Changes to CBO’s Long-Term Social Security Projections Since 2016
Report
This report explains the changes to CBO’s long-term Social Security projections since last year. Compared with those made in July 2016, CBO’s latest projections indicate a slight improvement in the financial outlook for Social Security.
Projections of Social Security’s long-term financial outlook depend critically on estimates of key demographic and economic variables. Each year, CBO updates its projections of the Social Security system’s finances to incorporate newly available data and information from the research community. The agency also updates its models to incorporate improvements in methods and feedback on its analytical approach.

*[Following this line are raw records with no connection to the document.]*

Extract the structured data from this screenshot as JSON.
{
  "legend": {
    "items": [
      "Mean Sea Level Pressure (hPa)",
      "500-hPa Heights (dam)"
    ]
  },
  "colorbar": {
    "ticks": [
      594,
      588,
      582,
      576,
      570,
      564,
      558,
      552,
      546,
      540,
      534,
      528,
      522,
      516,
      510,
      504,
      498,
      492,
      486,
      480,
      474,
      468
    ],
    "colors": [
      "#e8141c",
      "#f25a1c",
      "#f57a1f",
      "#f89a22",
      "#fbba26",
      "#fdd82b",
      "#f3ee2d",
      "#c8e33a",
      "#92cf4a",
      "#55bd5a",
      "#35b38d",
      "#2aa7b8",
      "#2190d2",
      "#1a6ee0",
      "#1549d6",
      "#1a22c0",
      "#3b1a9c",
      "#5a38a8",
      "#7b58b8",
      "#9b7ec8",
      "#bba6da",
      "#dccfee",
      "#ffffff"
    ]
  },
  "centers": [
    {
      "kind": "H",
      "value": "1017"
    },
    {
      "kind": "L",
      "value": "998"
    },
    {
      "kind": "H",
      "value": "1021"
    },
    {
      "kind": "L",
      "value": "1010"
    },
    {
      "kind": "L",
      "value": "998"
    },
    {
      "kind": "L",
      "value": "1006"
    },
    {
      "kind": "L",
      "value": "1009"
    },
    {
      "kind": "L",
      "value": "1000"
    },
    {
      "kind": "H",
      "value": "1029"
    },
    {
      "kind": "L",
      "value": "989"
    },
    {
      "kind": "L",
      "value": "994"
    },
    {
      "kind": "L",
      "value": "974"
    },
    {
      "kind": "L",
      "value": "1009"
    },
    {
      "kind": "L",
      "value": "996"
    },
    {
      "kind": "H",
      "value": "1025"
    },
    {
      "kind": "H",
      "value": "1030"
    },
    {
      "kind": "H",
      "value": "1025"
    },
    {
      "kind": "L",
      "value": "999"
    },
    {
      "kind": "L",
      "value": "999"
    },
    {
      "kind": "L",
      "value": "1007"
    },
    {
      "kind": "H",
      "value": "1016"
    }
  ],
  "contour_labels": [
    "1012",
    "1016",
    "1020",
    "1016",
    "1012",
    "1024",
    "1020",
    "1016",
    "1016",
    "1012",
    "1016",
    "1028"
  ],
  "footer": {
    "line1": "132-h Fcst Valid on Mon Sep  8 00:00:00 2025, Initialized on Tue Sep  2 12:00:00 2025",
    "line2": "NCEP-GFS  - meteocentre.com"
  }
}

Compared with the long-term budget projections CBO made last year, the agency’s latest projections, published in March, indicate a slight improvement in the financial outlook for the Social Security system. The projected 75-year actuarial balance, a commonly used measure of the system’s financial condition, has improved from −1.6 percent of gross domestic product (GDP) to −1.5 percent of GDP (see table below). As a percentage of taxable payroll, the projected 75-year actuarial balance has improved from −4.7 percent to −4.5 percent.

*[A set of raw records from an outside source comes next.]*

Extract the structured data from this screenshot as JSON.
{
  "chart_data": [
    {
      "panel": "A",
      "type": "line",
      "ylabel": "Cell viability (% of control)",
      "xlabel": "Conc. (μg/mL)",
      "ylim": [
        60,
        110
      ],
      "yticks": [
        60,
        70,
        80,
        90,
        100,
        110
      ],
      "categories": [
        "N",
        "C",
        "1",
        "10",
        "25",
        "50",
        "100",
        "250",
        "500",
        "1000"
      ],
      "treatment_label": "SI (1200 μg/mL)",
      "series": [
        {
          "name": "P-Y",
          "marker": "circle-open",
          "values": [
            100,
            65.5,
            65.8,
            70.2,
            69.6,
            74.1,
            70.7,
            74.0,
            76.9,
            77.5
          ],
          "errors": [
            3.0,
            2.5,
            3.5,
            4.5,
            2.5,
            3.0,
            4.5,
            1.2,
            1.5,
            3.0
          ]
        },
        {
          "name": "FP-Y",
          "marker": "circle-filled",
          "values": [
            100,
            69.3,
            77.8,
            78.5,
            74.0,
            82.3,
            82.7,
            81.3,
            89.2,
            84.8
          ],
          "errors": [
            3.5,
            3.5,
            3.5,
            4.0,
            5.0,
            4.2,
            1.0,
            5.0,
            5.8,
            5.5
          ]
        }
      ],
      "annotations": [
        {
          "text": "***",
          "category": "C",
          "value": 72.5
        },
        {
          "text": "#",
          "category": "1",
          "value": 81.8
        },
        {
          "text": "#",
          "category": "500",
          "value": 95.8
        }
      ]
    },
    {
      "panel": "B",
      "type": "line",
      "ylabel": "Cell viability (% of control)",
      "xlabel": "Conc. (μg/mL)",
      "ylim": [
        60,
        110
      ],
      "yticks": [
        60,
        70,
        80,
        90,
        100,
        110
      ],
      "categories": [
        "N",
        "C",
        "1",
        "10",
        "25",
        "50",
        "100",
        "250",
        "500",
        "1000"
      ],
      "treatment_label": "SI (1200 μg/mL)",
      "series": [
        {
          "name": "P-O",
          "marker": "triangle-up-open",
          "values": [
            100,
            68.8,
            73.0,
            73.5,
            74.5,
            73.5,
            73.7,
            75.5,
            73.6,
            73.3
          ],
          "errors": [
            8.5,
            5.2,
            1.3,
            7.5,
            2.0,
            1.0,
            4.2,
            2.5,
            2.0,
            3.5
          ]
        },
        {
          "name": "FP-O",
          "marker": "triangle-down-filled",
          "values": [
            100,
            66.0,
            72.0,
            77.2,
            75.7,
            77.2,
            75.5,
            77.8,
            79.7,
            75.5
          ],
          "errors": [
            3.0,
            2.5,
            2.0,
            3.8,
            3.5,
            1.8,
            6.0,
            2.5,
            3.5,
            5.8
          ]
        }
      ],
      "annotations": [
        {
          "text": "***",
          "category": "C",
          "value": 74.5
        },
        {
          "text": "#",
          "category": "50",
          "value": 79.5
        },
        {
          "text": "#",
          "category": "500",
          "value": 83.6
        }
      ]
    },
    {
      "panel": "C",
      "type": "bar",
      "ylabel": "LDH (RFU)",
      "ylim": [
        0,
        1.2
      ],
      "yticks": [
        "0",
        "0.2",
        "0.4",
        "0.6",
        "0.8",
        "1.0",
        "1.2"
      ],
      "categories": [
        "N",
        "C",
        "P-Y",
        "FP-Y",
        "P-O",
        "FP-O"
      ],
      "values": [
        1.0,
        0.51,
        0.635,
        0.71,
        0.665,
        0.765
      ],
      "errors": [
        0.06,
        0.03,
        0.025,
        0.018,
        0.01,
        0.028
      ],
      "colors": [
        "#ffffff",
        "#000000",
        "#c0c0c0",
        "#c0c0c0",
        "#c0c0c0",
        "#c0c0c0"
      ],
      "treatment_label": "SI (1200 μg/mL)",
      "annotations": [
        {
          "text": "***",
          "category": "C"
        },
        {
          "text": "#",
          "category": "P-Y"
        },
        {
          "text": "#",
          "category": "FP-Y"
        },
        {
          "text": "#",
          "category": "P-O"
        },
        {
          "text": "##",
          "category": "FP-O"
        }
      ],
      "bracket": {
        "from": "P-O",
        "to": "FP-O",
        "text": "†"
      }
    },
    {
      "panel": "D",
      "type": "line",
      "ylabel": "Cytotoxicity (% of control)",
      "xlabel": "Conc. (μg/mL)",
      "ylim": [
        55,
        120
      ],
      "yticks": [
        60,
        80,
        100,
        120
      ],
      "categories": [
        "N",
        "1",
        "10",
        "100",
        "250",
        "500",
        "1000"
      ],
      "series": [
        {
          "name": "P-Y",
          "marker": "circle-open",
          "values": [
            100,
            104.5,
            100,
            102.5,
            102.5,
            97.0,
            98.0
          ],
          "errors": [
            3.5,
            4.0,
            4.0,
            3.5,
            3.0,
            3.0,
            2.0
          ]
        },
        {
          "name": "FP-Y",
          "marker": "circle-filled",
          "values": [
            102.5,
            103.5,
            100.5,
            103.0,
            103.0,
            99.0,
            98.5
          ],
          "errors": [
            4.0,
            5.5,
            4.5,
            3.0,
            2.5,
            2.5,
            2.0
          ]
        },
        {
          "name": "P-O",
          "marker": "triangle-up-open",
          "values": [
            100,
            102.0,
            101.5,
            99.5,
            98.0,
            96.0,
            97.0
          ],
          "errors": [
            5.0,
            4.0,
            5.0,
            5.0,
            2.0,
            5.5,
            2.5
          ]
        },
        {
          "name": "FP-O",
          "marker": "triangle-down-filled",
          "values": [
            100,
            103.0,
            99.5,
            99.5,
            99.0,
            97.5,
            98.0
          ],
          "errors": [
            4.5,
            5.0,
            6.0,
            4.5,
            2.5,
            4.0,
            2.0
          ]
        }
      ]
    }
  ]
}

Since last year, CBO has made changes to its projections of five key inputs: productivity in the economy, interest rates, the population, the labor force participation rate, and the share of earnings that is subject to Social Security payroll taxes. The changes to the first three of those inputs worsen the Social Security system’s projected finances, whereas the changes to the last two improve them. Moreover, an additional year of deficit—2091—is now included in the calculation of the actuarial balance, which worsens the 75-year outlook.

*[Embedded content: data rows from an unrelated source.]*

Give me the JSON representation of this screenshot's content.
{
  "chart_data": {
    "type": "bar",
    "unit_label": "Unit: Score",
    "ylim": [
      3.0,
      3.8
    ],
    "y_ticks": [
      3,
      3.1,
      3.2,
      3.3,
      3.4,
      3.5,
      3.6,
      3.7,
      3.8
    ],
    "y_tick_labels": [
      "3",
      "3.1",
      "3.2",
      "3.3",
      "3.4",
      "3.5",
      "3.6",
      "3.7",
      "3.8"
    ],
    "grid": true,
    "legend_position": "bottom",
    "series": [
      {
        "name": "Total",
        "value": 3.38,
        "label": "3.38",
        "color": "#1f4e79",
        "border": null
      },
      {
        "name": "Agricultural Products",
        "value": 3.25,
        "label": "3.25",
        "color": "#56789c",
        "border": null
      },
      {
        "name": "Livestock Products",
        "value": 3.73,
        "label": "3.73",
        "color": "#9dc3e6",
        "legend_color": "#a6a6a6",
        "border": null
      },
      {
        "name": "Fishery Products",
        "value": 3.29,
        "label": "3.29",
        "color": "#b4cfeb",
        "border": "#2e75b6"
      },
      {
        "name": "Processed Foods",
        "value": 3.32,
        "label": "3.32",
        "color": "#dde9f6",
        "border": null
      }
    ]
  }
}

CBO projects larger deficits in Social Security’s finances than do the Social Security Trustees. That difference is largely explained by CBO’s and the trustees’ different projections of several major inputs into estimates of the system’s finances: earnings subject to the Social Security payroll tax, components of GDP growth, the population, and real interest rates (that is, interest rates adjusted to remove the effects of inflation).